The aminoglycoside 6'-N-acetyltransferase type Ib (AAC(6')-Ib) is a common cause of resistance to amikacin and other aminoglycosides in Gram-negatives. Utilization of mixture-based combinatorial libraries and application of the positional scanning strategy identified an inhibitor of AAC(6')-Ib. This inhibitor's chemical structure consists of a pyrrolidine pentamine scaffold substituted at four locations (R1, R3, R4, and R5). The substituents are two S-phenyl groups (R1 and R4), an S-hydroxymethyl group (R3), and a 3-phenylbutyl group (R5). Another location, R2, does not have a substitution, but it is named because its stereochemistry was modified in some compounds utilized in this study. Structure-activity relationship (SAR) analysis using derivatives with different functionalities, modified stereochemistry, and truncations was carried out by assessing the effect of the addition of each compound at 8 µM to 16 µg/mL amikacin-containing media and performing checkerboard assays varying the concentrations of the inhibitor analogs and the antibiotic. The results show that: (1) the aromatic functionalities at R1 and R4 are essential, but the stereochemistry is essential only at R4; (2) the stereochemical conformation at R2 is critical; (3) the hydroxyl moiety at R3 as well as stereoconformation are required for full inhibitory activity; (4) the phenyl functionality at R5 is not essential and can be replaced by aliphatic groups; (5) the location of the phenyl group on the butyl carbon chain at R5 is not essential; (6) the length of the aliphatic chain at R5 is not critical; and (7) all truncations of the scaffold resulted in inactive compounds. Molecular docking revealed that all compounds preferentially bind to the kanamycin C binding cavity, and binding affinity correlates with the experimental data for most of the compounds evaluated. The SAR results in this study will serve as the basis for the design of new analogs in an effort to improve their ability to induce phenotypic conversion to susceptibility in amikacin-resistant pathogens.

Aminoglycoside 6'-N-acetyltransferase Type Ib [AAC(6')-Ib]-Mediated Aminoglycoside Resistance: Phenotypic Conversion to Susceptibility by Silver Ions.

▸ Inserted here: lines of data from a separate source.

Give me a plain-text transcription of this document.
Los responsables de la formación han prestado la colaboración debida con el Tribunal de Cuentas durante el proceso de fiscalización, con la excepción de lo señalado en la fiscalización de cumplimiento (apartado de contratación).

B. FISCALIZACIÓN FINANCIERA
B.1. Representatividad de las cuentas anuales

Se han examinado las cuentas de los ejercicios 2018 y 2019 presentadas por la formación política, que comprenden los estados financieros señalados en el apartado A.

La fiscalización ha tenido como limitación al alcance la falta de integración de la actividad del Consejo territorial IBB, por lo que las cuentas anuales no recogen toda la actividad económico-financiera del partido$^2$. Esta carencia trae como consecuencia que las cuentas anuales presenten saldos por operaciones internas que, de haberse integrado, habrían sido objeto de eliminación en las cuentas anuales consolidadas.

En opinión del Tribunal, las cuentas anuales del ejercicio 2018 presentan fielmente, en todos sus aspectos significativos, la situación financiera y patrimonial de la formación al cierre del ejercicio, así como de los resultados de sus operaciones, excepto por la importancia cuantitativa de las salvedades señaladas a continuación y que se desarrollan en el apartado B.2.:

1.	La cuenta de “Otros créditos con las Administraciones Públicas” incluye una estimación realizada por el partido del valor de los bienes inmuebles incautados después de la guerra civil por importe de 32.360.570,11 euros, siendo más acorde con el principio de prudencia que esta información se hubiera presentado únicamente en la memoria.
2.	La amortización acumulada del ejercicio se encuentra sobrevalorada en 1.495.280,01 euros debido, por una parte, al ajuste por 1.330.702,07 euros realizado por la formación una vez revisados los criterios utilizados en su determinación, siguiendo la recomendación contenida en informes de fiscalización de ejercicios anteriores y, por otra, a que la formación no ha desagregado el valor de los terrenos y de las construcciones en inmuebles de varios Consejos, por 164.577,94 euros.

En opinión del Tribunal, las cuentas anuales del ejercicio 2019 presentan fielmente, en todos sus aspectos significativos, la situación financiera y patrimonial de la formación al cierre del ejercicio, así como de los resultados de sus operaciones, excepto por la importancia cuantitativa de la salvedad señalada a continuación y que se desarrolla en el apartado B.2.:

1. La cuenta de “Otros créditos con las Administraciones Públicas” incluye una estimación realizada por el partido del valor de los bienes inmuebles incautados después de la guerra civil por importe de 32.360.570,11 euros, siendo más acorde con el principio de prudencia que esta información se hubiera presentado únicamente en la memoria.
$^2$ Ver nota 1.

Clinical resistance to amikacin and other aminoglycosides is usually due to the enzymatic acetylation of the antimicrobial molecule. A ubiquitous resistance enzyme among Gram-negatives is the aminoglycoside 6'-N-acetyltransferase type Ib [AAC(6')-Ib], which catalyzes acetylation using acetyl-CoA as a donor substrate. Therapies that combine the antibiotic and an inhibitor of the inactivation reaction could be an alternative to treat infections caused by resistant bacteria. We previously observed that metal ions such as Zn2+ or Cu2+ in complex with ionophores interfere with the AAC(6')-Ib-mediated inactivation of aminoglycosides and reduced resistance to susceptibility levels. Ag1+ recently attracted attention as a potentiator of aminoglycosides' action by mechanisms still in discussion. We found that silver acetate is also a robust inhibitor of the enzymatic acetylation mediated by AAC(6')-Ib in vitro. This action seems to be independent of other mechanisms, like increased production of reactive oxygen species and enhanced membrane permeability, proposed to explain the potentiation of the antibiotic effect by silver ions. The addition of this compound to aac(6')-Ib harboring Acinetobacter baumannii and Escherichia coli cultures resulted in a dramatic reduction of the resistance levels. Time-kill assays showed that the combination of silver acetate and amikacin was bactericidal and exhibited low cytotoxicity to HEK293 cells.